Macabra scoperta nelle campagne di Mira, in provincia di Venezia, nell’ultimo giorno dell’anno. Il corpo senza vita di un uomo ferito da un colpo d’arma da fuoco è stato rinvenuto nelle prime ore del pomeriggio in un campo (in copertina: immagine di repertorio).
L’allarme del passante
A notare il cadavere è stato un passante, che ha immediatamente allertato i Carabinieri. L’uomo giaceva riverso su un fianco, completamente vestito, in aperta campagna, a circa 200 metri dalla sede stradale, vicino a un canale di scolo.
La ferita alla testa
Sul corpo è stata riscontrata una ferita alla tempia, ritenuta compatibile con un colpo d’arma da fuoco. Nelle immediate vicinanze non è stata trovata alcuna pistola, elemento che al momento porta gli investigatori a escludere l’ipotesi del suicidio e a orientarsi verso quella dell’omicidio.
L’area dell’omicidio
Il ritrovamento è avvenuto intorno alle 13, in una zona di confine tra Mira e Marghera, a meno di due chilometri dal campeggio di Fusina. L’area è stata transennata per consentire i rilievi tecnici.

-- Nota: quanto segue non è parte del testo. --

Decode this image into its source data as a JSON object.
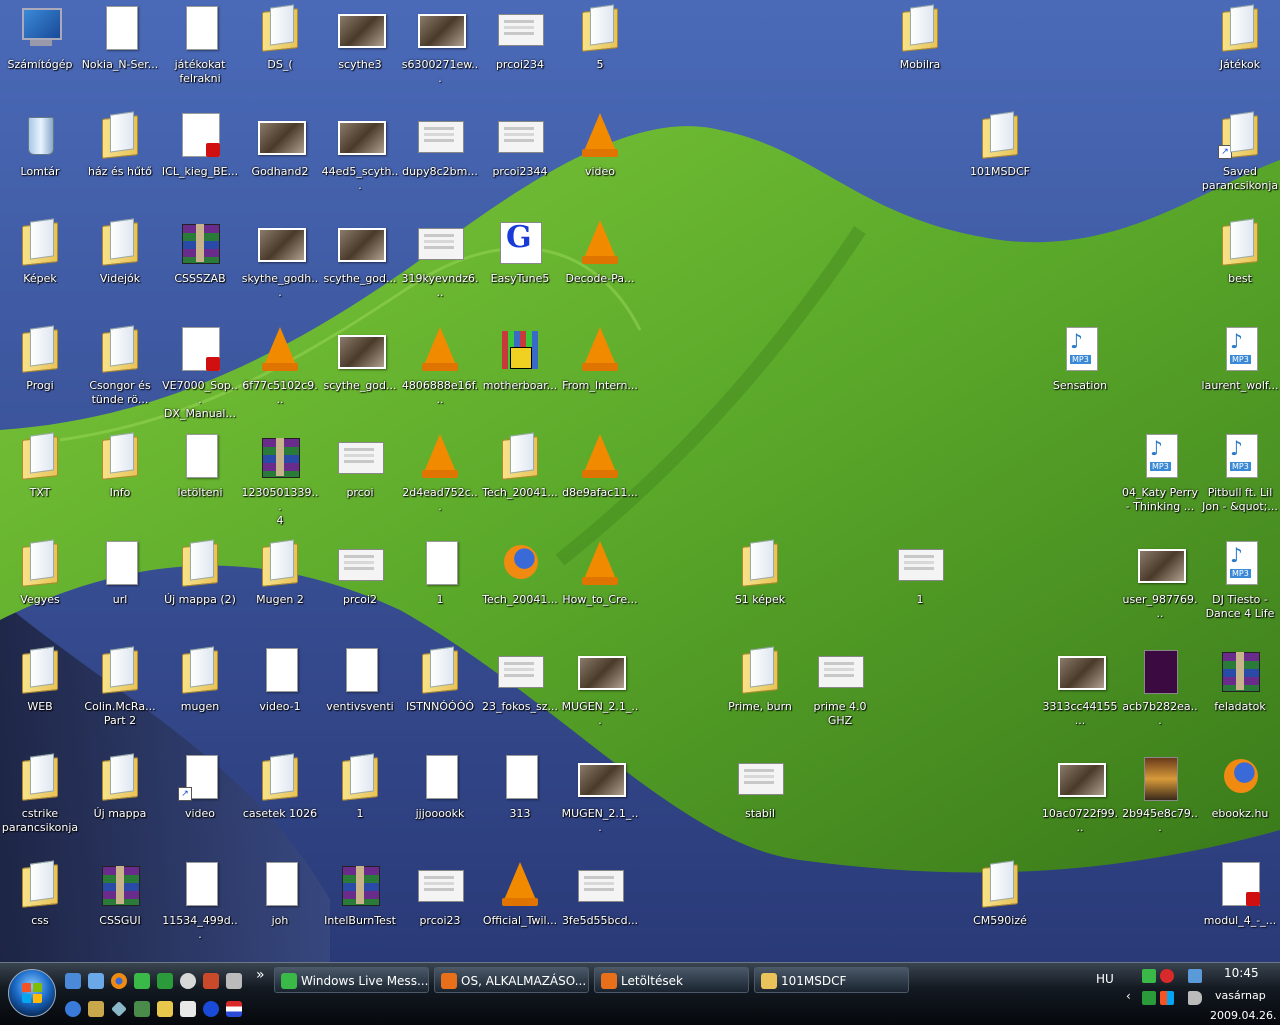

Sul posto sono intervenuti il medico legale, il magistrato di turno, il comandante del Nucleo Investigativo dei Carabinieri di Venezia, Giuseppe Battaglia, e il comandante provinciale dell’Arma, generale Marco Aquilio. I militari stanno effettuando i primi accertamenti per l’identificazione della vittima e una prima ricostruzione dei fatti.
Identità da chiarire
Secondo le prime informazioni, si tratterebbe di un uomo dell’Est Europa, di età compresa tra i 25 e i 30 anni. Gli inquirenti attendono il completamento degli esami preliminari per verificare l’eventuale presenza di documenti e stabilire se fosse residente nel Veneziano.
Il colpo d’arma da fuoco alla testa e l’assenza dell’arma rafforzano l’ipotesi di un omicidio. Le indagini dell’Arma dei Carabinieri di Venezia proseguono per chiarire il movente, l’orario del decesso e l’eventuale coinvolgimento di terze persone.